On Thu, Oct 05, 2023, Michael Roth wrote:
> On Thu, Sep 21, 2023 at 02:34:46PM -0700, Sean Christopherson wrote:
> > On Thu, Sep 21, 2023, Sean Christopherson wrote:
> > > > diff --git a/virt/kvm/guest_mem.c b/virt/kvm/guest_mem.c
> > > > index a819367434e9..01fb4ca861d0 100644
> > > > --- a/virt/kvm/guest_mem.c
> > > > +++ b/virt/kvm/guest_mem.c
> > > > @@ -130,22 +130,32 @@ static void kvm_gmem_invalidate_end(struct kvm_gmem *gmem, pgoff_t start,
> > > >  static long kvm_gmem_punch_hole(struct inode *inode, loff_t offset, loff_t len)
> > > >  {
> > > >  	struct list_head *gmem_list = &inode->i_mapping->private_list;
> > > > +	struct address_space *mapping  = inode->i_mapping;
> > > >  	pgoff_t start = offset >> PAGE_SHIFT;
> > > >  	pgoff_t end = (offset + len) >> PAGE_SHIFT;
> > > >  	struct kvm_gmem *gmem;
> > > >  
> > > > +	/*
> > > > +	 * punch hole may result in zeroing partial area.  As pages can be
> > > > +	 * encrypted, prohibit zeroing partial area.
> > > > +	 */
> > > > +	if (offset & ~PAGE_MASK || len & ~PAGE_MASK)
> > > > +		return -EINVAL;
> > > 
> > > This should be unnecessary, kvm_gmem_fallocate() does
> > > 
> > > 	if (!PAGE_ALIGNED(offset) || !PAGE_ALIGNED(len))
> > > 		return -EINVAL;
> > > 
> > > before invoking kvm_gmem_punch_hole().  If that's not working, i.e. your test
> > > fails, then that code needs to be fixed.  I'll run your test to double-check,
> > > but AFAICT this is unnecesary.
> > 
> > I confirmed that the testcase passes without the extra checks.  Just to close the
> > loop, what prompted adding more checks to kvm_gmem_punch_hole()?
> 
> I don't know if it's the same issue that Isaku ran into, but for SNP we
> hit a similar issue with the truncate_inode_pages_range(lstart, lend) call.
> 
> The issue in that case was a bit more subtle:
> 
>   - userspace does a hole-punch on a 4K range of its gmem FD, which happens
>     to be backed by a 2MB folio.
>   - truncate_inode_pages_range() gets called for that 4K range
>   - truncate_inode_pages_range() does special handling on the folios at the
>     start/end of the range in case they are partial and passes these to
>     truncate_inode_partial_folio(folio, lstart, lend). In this case, there's
>     just the 1 backing folio. But it *still* gets the special treatment, and
>     so gets passed to truncate_inode_partial_folio().
>   - truncate_inode_partial_folio() will then zero that 4K range, even though
>     it is page-aligned, based on the following rationale in the comments:
> 
>         /*
>          * We may be zeroing pages we're about to discard, but it avoids
>          * doing a complex calculation here, and then doing the zeroing
>          * anyway if the page split fails.
>          */
>         folio_zero_range(folio, offset, length);
> 
>   - after that, .invalidate_folio callback is issued, then the folio is split,
>     and the caller (truncate_inode_pages_range()) does another pass through
> 	the whole range and can free the now-split folio then .free_folio callbacks
>     are issued.
> 
> Because of that, we can't rely on .invalidate_folio/.free_folio to handle
> putting the page back into a normal host-accessible state, because the
> zero'ing will happen beforehand.

Argh, and that causes an RMP violation #PF.

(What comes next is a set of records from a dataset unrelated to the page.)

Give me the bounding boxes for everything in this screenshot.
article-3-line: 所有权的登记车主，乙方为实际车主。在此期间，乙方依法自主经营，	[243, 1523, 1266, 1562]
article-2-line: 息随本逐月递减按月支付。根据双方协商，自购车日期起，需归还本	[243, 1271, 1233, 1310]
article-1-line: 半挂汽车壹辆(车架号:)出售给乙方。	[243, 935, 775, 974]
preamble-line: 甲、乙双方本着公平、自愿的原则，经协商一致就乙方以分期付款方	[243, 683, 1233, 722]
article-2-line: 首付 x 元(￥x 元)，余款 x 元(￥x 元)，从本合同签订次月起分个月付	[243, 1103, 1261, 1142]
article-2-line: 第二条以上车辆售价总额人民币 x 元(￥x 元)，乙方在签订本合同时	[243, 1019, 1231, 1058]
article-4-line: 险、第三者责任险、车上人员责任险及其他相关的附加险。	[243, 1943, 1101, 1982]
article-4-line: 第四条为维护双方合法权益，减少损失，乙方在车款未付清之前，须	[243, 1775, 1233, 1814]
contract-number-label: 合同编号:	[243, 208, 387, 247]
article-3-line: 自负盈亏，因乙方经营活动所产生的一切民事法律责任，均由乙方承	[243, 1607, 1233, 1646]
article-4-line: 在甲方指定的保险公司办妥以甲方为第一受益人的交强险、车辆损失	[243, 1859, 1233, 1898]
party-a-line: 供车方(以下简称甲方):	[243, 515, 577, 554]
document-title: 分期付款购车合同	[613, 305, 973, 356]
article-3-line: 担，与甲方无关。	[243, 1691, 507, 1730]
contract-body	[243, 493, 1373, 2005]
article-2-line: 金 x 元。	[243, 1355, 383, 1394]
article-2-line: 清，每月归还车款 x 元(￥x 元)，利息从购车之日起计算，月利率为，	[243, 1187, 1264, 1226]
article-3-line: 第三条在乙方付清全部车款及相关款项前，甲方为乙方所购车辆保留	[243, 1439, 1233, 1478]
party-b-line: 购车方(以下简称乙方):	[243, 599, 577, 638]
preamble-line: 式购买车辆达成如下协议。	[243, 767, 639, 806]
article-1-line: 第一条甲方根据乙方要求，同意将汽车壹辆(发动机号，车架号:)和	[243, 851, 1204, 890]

FWIW, I don't *think* zeroing would be problematic for TDX.  The page would get
poisoned, but KVM would re-zero the memory with MOVDIR64B and flush the cache.

> That's why we ended up needing to do this for SNP patches to make sure
> arch-specific invalidation callbacks are issued before the truncation occurs:
> 
>   https://github.com/mdroth/linux/commit/4ebcc04b84dd691fc6daccb9b7438402520b0704#diff-77306411fdaeb7f322a1ca756dead9feb75363aa6117b703ac118576153ddb37R233
> 
> I'd planned to post those as a separate RFC to discuss, but when I came across
> this it seemed like it might be relevant to what the TDX folks might ran into
> here.
> 
> If not for the zero'ing logic mentioned above, for SNP at least, the
> .free_folio() ends up working pretty nicely for both truncation and fput(),
> and even plays nicely with live update use-case where the destination gmem
> instance shares the inode->i_mapping, since iput() won't trigger the
> truncate_inode_pages_final() until the last reference goes away so we don't
> have to do anything special in kvm_gmem_release() to determine when we
> should/shouldn't issue the arch-invalidations to clean up things like the
> RMP table.
> 
> It seems like the above zero'ing logic could be reworked to only zero non-page
> aligned ranges (as the comments above truncate_inode_pages_range() claim
> should be the case), which would avoid the issue for the gmem use-case. But I
> wonder if some explicit "dont-zero-these-pages" flag might be more robust.
> 
> Or maybe there's some other way we should be going about this?

Skipping the write seems like the obvious solution.  An address_space flag,
e.g. AS_INACCESSIBLE, would be the easiest thing to implement.  Or maybe even
make it AS_DONT_ZERO_ON_TRUNCATE_DAMMIT (mostly joking).

Or a hook in address_space_operations to zero the folio, which conceptually is
better in many ways, but feels like overkill.